国税庁は、給与支払報告書と源泉徴収票の電子的提出の一元化について、情報を公表しました。来年(平成29年)1月からの実務が微妙に変わりそうです。
説明のポイント
- 給与データの電子申告が、eLTAXの送信に一元化
- 源泉徴収票データのe-tax送信は不要になる
- 報酬や不動産の使用料等の支払調書がある場合、「追加」としてe-taxで送信
給与データの送信をeLTAXに一元化する話
現在の電子申告のしくみでは、1月における給与データの電子申告を、次のとおり対応しています。
- 必要のある「源泉徴収票」と、これに関する「給与所得の源泉徴収票等の法定調書合計表」のデータをe-taxで送信
- すべての「給与支払報告書」のデータをeLTAXで送信
この手続きを改善し、eLTAXに一本化し、一括作成・送信できる件が、国税庁より公表されました。
eLTAX公式サイトでも8月に既に告知されていましたが、国税庁がその詳細が明らかにしたものです。
参照:給与・公的年金等の支払報告書及び源泉徴収票のeLTAXでの一括作成・提出(電子的提出の一元化)について(国税庁、2016年10月28日)
どういう意味なのか?
税務署(e-tax)に提出する「源泉徴収票」の内容と、市区町村(eLTAX)に提出する「給与支払報告書」の内容は、もともとは同じものです。

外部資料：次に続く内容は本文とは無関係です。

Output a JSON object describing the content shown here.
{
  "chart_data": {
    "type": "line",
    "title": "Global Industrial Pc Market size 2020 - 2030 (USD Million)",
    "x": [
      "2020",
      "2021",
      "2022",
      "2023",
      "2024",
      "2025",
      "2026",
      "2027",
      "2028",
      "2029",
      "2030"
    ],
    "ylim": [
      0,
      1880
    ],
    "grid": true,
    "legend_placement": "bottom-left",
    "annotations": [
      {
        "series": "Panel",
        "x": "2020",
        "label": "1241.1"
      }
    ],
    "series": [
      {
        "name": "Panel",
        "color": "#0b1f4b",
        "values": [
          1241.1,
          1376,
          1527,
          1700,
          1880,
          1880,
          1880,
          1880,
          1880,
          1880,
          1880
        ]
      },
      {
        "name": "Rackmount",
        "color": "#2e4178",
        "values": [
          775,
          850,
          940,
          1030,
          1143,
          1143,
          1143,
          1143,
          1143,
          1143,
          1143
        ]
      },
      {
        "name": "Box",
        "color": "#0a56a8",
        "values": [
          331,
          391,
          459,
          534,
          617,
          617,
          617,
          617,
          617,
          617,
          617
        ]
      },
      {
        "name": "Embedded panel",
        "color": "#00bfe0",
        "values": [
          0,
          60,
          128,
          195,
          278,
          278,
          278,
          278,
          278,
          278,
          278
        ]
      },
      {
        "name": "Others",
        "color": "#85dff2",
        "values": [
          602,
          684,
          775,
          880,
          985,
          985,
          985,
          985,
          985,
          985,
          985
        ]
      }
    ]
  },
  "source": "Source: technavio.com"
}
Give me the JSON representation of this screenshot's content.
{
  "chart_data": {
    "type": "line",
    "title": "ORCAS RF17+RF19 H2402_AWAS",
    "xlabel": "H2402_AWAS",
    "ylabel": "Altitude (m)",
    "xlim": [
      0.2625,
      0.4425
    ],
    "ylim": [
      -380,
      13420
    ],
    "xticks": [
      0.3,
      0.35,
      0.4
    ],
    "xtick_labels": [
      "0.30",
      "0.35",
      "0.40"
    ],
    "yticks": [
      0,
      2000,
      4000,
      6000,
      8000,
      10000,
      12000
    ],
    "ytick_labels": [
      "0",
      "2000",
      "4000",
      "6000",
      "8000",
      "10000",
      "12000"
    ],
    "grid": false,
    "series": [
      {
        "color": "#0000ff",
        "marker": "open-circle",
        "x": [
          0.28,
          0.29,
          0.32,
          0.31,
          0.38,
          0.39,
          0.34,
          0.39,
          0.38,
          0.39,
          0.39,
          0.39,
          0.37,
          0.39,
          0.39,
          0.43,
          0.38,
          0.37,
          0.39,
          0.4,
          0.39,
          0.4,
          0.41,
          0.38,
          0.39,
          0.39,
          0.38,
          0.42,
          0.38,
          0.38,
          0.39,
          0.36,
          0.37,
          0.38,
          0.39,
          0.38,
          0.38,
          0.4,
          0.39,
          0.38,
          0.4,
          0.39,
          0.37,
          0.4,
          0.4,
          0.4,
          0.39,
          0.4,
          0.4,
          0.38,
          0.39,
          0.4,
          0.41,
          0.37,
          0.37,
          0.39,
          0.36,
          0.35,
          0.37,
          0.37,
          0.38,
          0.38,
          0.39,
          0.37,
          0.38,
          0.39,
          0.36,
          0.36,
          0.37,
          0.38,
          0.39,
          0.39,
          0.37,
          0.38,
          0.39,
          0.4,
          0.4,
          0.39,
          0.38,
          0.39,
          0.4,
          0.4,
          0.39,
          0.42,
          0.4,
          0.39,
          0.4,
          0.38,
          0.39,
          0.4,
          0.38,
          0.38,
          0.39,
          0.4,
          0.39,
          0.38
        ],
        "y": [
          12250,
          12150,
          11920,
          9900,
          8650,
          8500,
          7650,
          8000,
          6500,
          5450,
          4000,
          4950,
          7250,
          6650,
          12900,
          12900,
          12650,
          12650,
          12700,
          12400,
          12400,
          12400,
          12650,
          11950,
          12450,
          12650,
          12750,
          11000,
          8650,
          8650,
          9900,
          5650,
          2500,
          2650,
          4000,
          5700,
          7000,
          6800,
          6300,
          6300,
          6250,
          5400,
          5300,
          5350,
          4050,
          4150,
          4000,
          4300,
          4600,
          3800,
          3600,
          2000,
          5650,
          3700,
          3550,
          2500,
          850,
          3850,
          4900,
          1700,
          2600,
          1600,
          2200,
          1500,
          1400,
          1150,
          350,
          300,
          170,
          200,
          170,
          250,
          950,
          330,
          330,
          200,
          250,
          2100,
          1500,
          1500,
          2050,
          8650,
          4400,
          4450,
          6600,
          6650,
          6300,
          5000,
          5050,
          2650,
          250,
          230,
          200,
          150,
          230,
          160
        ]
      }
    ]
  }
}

しかし、e-taxとeLTAXの管轄の違いで、別々に電子申告することを求められていました。これらのデータの送信先を一元化して効率化を図る、という話です。
▲「給与・公的年金等の支払報告書及び源泉徴収票のeLTAXでの一括作成・提出(電子的提出の一元化)について」より引用
どんな影響が生じるか?
(1)特に何かを新しく準備する必要はない
これまで、eLTAX対応ソフトを使って給与支払報告書を送信している場合は、税務ソフトウェアのアップデートで自動的に対応すると見込まれます。特に新しく何かを準備する必要はなさそうです。
参考:eLTAX対応ソフトウェア一覧(eLTAX)
(2)源泉徴収票データのe-tax送信が不要になる
源泉徴収票は、給与支払報告書と一元化して送信されるため、個別にe-taxでデータを送信する必要がなくなります。
なお、この取り扱いが始まるのは、平成28年分以降のものについてです。
また、1月31日を提出期限とする「給与所得の源泉徴収票等の法定調書合計表」も、同時に提出できます。提出されたかどうかは、e-taxのメッセージボックスで確認します。
参考:[手続名]給与所得の源泉徴収票(同合計表)(国税庁)
(3)報酬や不動産の使用料等の支払調書は、「追加」扱いで送信
給与以外に、報酬や不動産の使用料を払っており、支払調書を提出する場合はどう対応すればいいのでしょうか。
国税庁から「電子的提出の一元化に関するQ&A」が公表されています。このQ5によれば、次のように書かれています。
Q5 電子的提出の一元化により提出する給与所得の源泉徴収票以外にも法定調書を作成する場合、どのようにして「給与所得の源泉徴収票等の法定調書合計表」を提出すればよいですか。
(答)
給与所得の源泉徴収票以外の法定調書を提出する場合については、e-Taxや書面等、従来と同様の方法により給与所得の源泉徴収票以外の内容を記載した「給与所得の源泉徴収票等の法定調書合計表」と併せて提出してください。その際、例えば、電子的提出の一元化により給与所得の源泉徴収票を先に提出した場合には、電子的提出の一元化による「給与所得の源泉徴収票等の法定調書合計表」は「新規」、給与所得の源泉徴収票以外の内容を記載した「給与所得の源泉徴収票等の法定調書合計表」は「追加」として提出してください。
つまり、報酬や不動産の使用料等の支払調書と、それらの内容をまとめた法定調書合計表は「追加」で提出して対応します。このあたり、実務が微妙に変わりそうです。
▲法定調書合計表の「調書の提出区分」を「追加」にする。
まとめ
給与支払報告書と源泉徴収票のデータ送信を、来年(平成29年)1月からeLTAXに一元化する話をお伝えしました。
この件は、電子申告をeLTAXで実施できる環境がある場合の話です。
- 電子申告ではなく、紙や光ディスクで税務署や市区町村に提出している
- e-taxは利用しているが、eLTAXは利用していない
などの場合は、今回の一元化は適用できません。